A survey of traditional techniques in South Korea: The second research exchange with the National Research Institute of Cultural Heritage, South Korea

The Korea Bamboo Museum in Damyang County

 As part of the second Research Exchange between Japan and South Korea in relation to the Safeguarding and Preservation of Intangible Cultural Heritage that took place last year, Migiwa IMAISHI of the Department of Intangible Cultural Heritage visited South Korea for a scheduled 2 weeks starting on June 12. In South Korea, the survey examined traditional Korean techniques and their preservation and conservation. The survey focused on techniques of bamboo work in the Damyang region of South Jeolla Province and techniques of sedge (“wangol”) handicrafts on Ganghwa Island, part of the City of Incheon. 
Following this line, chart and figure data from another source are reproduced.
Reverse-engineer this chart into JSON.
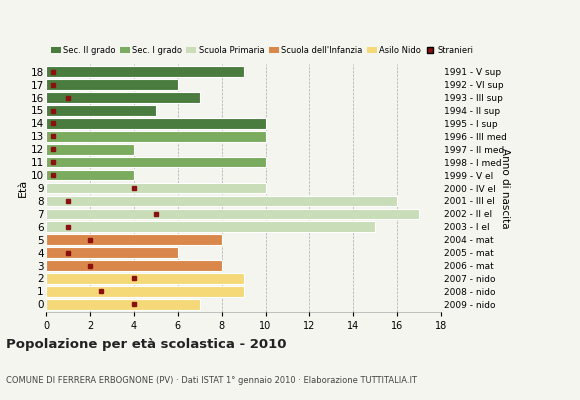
{
  "ages": [
    18,
    17,
    16,
    15,
    14,
    13,
    12,
    11,
    10,
    9,
    8,
    7,
    6,
    5,
    4,
    3,
    2,
    1,
    0
  ],
  "bar_values": [
    9,
    6,
    7,
    5,
    10,
    10,
    4,
    10,
    4,
    10,
    16,
    17,
    15,
    8,
    6,
    8,
    9,
    9,
    7
  ],
  "stranieri_x": [
    0.3,
    0.3,
    1.0,
    0.3,
    0.3,
    0.3,
    0.3,
    0.3,
    0.3,
    4.0,
    1.0,
    5.0,
    1.0,
    2.0,
    1.0,
    2.0,
    4.0,
    2.5,
    4.0
  ],
  "categories": {
    "sec2": [
      18,
      17,
      16,
      15,
      14
    ],
    "sec1": [
      13,
      12,
      11,
      10
    ],
    "primaria": [
      9,
      8,
      7,
      6
    ],
    "infanzia": [
      5,
      4,
      3
    ],
    "nido": [
      2,
      1,
      0
    ]
  },
  "colors": {
    "sec2": "#4a7c3f",
    "sec1": "#7aab5e",
    "primaria": "#c8ddb8",
    "infanzia": "#d9874a",
    "nido": "#f5d878",
    "stranieri": "#8b1010"
  },
  "right_labels": [
    "1991 - V sup",
    "1992 - VI sup",
    "1993 - III sup",
    "1994 - II sup",
    "1995 - I sup",
    "1996 - III med",
    "1997 - II med",
    "1998 - I med",
    "1999 - V el",
    "2000 - IV el",
    "2001 - III el",
    "2002 - II el",
    "2003 - I el",
    "2004 - mat",
    "2005 - mat",
    "2006 - mat",
    "2007 - nido",
    "2008 - nido",
    "2009 - nido"
  ],
  "xlim": [
    0,
    18
  ],
  "xticks": [
    0,
    2,
    4,
    6,
    8,
    10,
    12,
    14,
    16,
    18
  ],
  "title": "Popolazione per età scolastica - 2010",
  "subtitle": "COMUNE DI FERRERA ERBOGNONE (PV) · Dati ISTAT 1° gennaio 2010 · Elaborazione TUTTITALIA.IT",
  "ylabel": "Età",
  "ylabel2": "Anno di nascita",
  "legend_labels": [
    "Sec. II grado",
    "Sec. I grado",
    "Scuola Primaria",
    "Scuola dell'Infanzia",
    "Asilo Nido",
    "Stranieri"
  ],
  "background": "#f5f5f0",
  "bar_height": 0.82
}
 Damyang is a major center for production of bamboo products, with almost all of its residents engaged in bamboo work. Five specialties, including the making of chaesang (bamboo boxes or baskets), the making of folding fans, and comb-making, have been designated as intangible cultural properties by the national or municipal government. The survey provided the opportunity to meet possessors (preservers) of cultural properties and ask about traditional techniques, changes in those techniques, and the current state of preservation of those techniques. The survey also helped to ascertain circumstances regarding cultural properties in the form of efforts by Damyang County to turn its “bamboo culture” into a tourist attraction and revitalize the local area (e.g. development of new bamboo products, the County’s own craftsmen support system, and management of bamboo-related facilities). The survey provided a glimpse into how cultural properties have been passed on in the past and how they may be passed on in the future. Preservation of traditional techniques differs in Japan and South Korea. In Japan, traditional techniques are preserved under two different systems: “intangible folk cultural properties” (folk techniques) and “intangible cultural properties” (craft techniques). In contrast, traditional techniques in South Korea are preserved under only one system: “intangible cultural properties” (craft techniques). Thus, techniques that fall under “intangible folk cultural properties,” i.e. techniques that are “indispensable to understanding changes in the Japanese people’s way of life” in Japan, are considered to be “intangible cultural properties” in South Korea, where they are valued as arts, skills, or techniques with “significant historical, artistic, or scholarly value.” These differences in the Japanese and Korean systems must have an impact on the perceptions of preservers of cultural properties and the general public and they might also impact techniques themselves. These varied impacts must be clearly discerned during future research exchanges.